Having been asked about this many times we feel it necessary to qualify what “child sponsorship” means to HH4H. I realize many television commercials have depicted their sponsorships as a “pen pal” type relationship with a “child specific” sponsorship.
Click here to see photos of the children.
We, at HH4H do not subscribe to this line of thought. Here’s why. First of all, economic situation is so grave in Haiti we must address the needs of the whole over any one specific child.
Therefore, whatever resources we have available as an organization, will be made available to EVERY child at Voice of the Children. I realize people often desire a feeling of relationship with “their” child so they can better see what is going on with him/her. This is problematic in our view on a couple levels.
First and foremost, the ability to adequately translate and bridge the language barrier is very difficult and it would be very difficult for them to reciprocate any kind of significant communication with you. Second, we feel strongly that in an orphanage setting, community is what they are used to. Singled out and favored children often become the object of ridicule and persecution.
In such extreme poverty as Haitians live, favoritism invites all type of difficulties for the Directors, workers and other children. Therefore, our philosophy is that while your sponsorship IS per child, it is not “child-specific”. It will be spread out among ALL the children that ALL may benefit. Our hope and goal is all the children be sponsored so there will never be a deficit whatsoever.
If you wish to communicate with the children, by all means do so by letter. Our translator will be happy to read it to all the kids collectively. In return, one or more of the children may send our sponsors an open letter of thanks from time to time.
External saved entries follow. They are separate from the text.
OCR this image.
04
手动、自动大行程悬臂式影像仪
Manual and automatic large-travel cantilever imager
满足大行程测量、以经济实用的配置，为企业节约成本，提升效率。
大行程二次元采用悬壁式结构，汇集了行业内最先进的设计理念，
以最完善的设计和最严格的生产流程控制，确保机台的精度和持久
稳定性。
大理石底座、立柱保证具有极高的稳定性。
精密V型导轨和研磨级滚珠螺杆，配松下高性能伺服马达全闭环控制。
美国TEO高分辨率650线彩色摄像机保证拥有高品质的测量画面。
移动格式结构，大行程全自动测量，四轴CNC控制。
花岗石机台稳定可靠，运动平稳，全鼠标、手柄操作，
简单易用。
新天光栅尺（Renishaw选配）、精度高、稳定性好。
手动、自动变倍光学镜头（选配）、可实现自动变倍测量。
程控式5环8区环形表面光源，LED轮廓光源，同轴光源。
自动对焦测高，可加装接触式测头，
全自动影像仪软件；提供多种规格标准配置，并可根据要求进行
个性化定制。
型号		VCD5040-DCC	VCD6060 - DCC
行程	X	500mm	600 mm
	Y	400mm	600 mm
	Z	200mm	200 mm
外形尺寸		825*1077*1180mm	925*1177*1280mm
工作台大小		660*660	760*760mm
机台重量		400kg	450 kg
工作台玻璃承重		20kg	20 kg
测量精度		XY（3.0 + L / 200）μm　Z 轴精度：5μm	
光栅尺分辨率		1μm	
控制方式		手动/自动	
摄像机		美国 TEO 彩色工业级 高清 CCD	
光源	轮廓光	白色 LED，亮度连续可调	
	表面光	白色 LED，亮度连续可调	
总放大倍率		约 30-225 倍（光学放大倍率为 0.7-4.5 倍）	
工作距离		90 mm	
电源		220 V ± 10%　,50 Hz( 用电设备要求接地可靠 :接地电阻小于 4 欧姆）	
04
We hope this philosophy makes sense and helps you understand the unique nature of the orphanage culture in a very poor nation.
How much does a child sponsorship cost?
Where does the money go?
Voice of the Children Orphanage has kids ranging in age from 2 to 18. The responsibility of providing for them through sponsorship entails the following primary areas:
Children in Haiti are often malnourished at worst and under-nourished at best in most cases. Our aim is to provide nutritional food daily for the children of the orphanage. The standard fair is rice and beans. But we want to expand that to economical alternatives that are healthy and delicious as well as cost-effective.
Spaghetti, “Haitian” dumplings are a favorite of the culture which is mixed with a fish for sauce that provides additional protein. We will also mix up the variety with special feedings of eggs, fresh fruit, fresh vegetables and meat on a regular basis. Two-thirds of the monthly support for each child goes directly to the expense of feeding each child.
50% of Haitians cannot read or write and 80% of all Haitians do not have greater than a 6th grade education. Why? Unlike the United States and most developed countries, school is not free in Haiti for the most part. While tuition is not extremely high in Haiti on average, it is still very difficult for families to afford education when food is such a priority.
Orphans have little chance to receive an education outside of help from sponsorships in a country that 80% of its citizens live on less than $2 per day. Less than 1/3 of the monthly sponsorships will pay tuition, books and uniforms for the children.
Clothing and Haitian worker expense
If you are a parent you know the headaches associated with raising children as it relates to outgrowing and wearing out clothes and shoes. In addition, if you were mentally, physically and emotionally drained at times trying to discipline, feed and clean up after 2 or 3 children of your own, imagine 40+!
We have a very small staff at Voice of the Children compared to most orphanages. They are quiet, meek spirited men and women who go about their daily chores of love and care for the children. They help them with homework, wash their clothes, cook the food (and not on conventional ovens) and clean and maintain the space for a fraction of what one might imagine such child care would be worth in the U.S. or otherwise.